2. Whether imposing tax at 18% for the job work done in relation to the manufacture of liquor for human consumption is prospective in operation.

Detailed Analysis:

Issue 1: Whether alcoholic liquor for human consumption falls within the meaning of food or food products.
The petitioner, a manufacturer of Indian Made Foreign Liquor, challenged the assessment levying CGST amounting to Rs. 24,94,104/- with penalty and interest for the tax periods 2017-2018, 2018-2019, and 2019-2020. The petitioner contended that the job work charges related to the manufacture of alcoholic liquor should be taxed at 5% as per Notification No.6/2021-Central Tax (Rate) dated 30.09.2021, rather than at 18%.

The petitioner argued that since alcoholic beverages fall under Chapter 22 of the First Schedule to the Customs Tariff Act, they should be considered as "food and food products" and taxed at 5%. However, the assessing authority held that not all products under Chapters 1 to 22 attract a 2.5% tax, and only food and food products are eligible for this exemption.
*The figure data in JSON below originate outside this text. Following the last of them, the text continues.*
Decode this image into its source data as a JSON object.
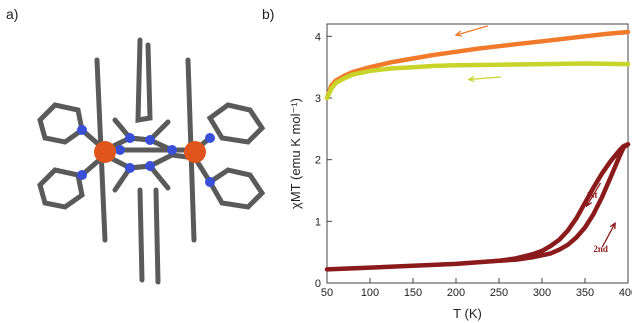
{
  "panel_labels": {
    "a": "a)",
    "b": "b)"
  },
  "colors": {
    "orange": "#f07a2a",
    "lime": "#c8d42a",
    "darkred": "#8b1a1a",
    "mol_carbon": "#5a5a5a",
    "mol_nitrogen": "#3a4fd8",
    "mol_iron": "#e0551c"
  },
  "chart_data": {
    "type": "line",
    "xlabel": "T (K)",
    "ylabel": "χMT (emu K mol⁻¹)",
    "xlim": [
      50,
      400
    ],
    "ylim": [
      0,
      4.2
    ],
    "x_ticks": [
      "50",
      "100",
      "150",
      "200",
      "250",
      "300",
      "350",
      "400"
    ],
    "y_ticks": [
      "0",
      "1",
      "2",
      "3",
      "4"
    ],
    "grid": false,
    "series": [
      {
        "color_key": "orange",
        "x": [
          50,
          55,
          60,
          70,
          80,
          100,
          125,
          150,
          175,
          200,
          225,
          250,
          275,
          300,
          325,
          350,
          375,
          400
        ],
        "y": [
          3.0,
          3.2,
          3.28,
          3.36,
          3.42,
          3.5,
          3.58,
          3.64,
          3.7,
          3.75,
          3.8,
          3.84,
          3.88,
          3.92,
          3.96,
          4.0,
          4.04,
          4.07
        ]
      },
      {
        "color_key": "lime",
        "x": [
          50,
          55,
          60,
          70,
          80,
          100,
          125,
          150,
          175,
          200,
          250,
          300,
          350,
          400
        ],
        "y": [
          3.0,
          3.15,
          3.24,
          3.32,
          3.38,
          3.44,
          3.48,
          3.5,
          3.52,
          3.53,
          3.54,
          3.55,
          3.56,
          3.55
        ]
      },
      {
        "color_key": "darkred",
        "x": [
          50,
          100,
          150,
          200,
          250,
          270,
          290,
          300,
          310,
          320,
          330,
          340,
          350,
          360,
          370,
          380,
          390,
          395,
          400
        ],
        "y": [
          0.22,
          0.25,
          0.28,
          0.31,
          0.36,
          0.4,
          0.47,
          0.52,
          0.6,
          0.7,
          0.85,
          1.05,
          1.3,
          1.55,
          1.78,
          1.98,
          2.15,
          2.22,
          2.25
        ]
      },
      {
        "color_key": "darkred",
        "x": [
          400,
          395,
          390,
          380,
          370,
          360,
          350,
          340,
          330,
          320,
          310,
          300,
          290,
          270,
          250
        ],
        "y": [
          2.25,
          2.2,
          2.05,
          1.72,
          1.4,
          1.12,
          0.9,
          0.74,
          0.62,
          0.54,
          0.48,
          0.45,
          0.42,
          0.38,
          0.36
        ]
      }
    ],
    "annotations": [
      {
        "label": "1st",
        "x": 368,
        "y": 1.3
      },
      {
        "label": "2nd",
        "x": 376,
        "y": 0.7
      }
    ]
  }
}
The Supreme Court in Collector of Central Excise Vs Parle Exports Pvt Ltd (1998) held that non-alcoholic beverages were not eligible for exemption as food products, implying that expensive items like alcoholic liquor were never intended to be exempted under the category of food and food products.

The court noted that there is no definition of "food and food products" under the Act, and not everything consumed by humans can be considered as such for tax exemption purposes. The GST Council, in its 45th Meeting on 17.09.2021, clarified that food and food products exclude alcoholic beverages for human consumption. Therefore, services by way of job work in relation to the manufacture of alcoholic liquor for human consumption are not eligible for the 5% GST rate.

Issue 2: Whether imposing tax at 18% for the job work done in relation to the manufacture of liquor for human consumption is prospective in operation.
The petitioner argued that Notification No.6/2021, dated 30.09.2021, should be prospective and not retrospective. However, the court held that the notification does not substitute the earlier notification but clarifies it by incorporating a clause in line with the law laid down by the Supreme Court.

The court referred to the Supreme Court's decision in CIT v Vatika Township Pvt Ltd, which stated that if a statute is curative or merely declaratory of the previous law, retrospective operation is generally intended. The court concluded that Notification No.6/2021 is clarificatory in nature and therefore retrospective in operation.

Conclusion:
The court dismissed the writ petition, holding that alcoholic liquor for human consumption does not constitute food or food products under Chapters 1 to 22 of the First Schedule of the Customs Tariff Act, 1975. Consequently, the petitioner is liable to pay tax at 18% as per Notification No.6/2021, and this notification is retrospective in operation. The petition was dismissed with no order as to costs, and any pending miscellaneous petitions were closed.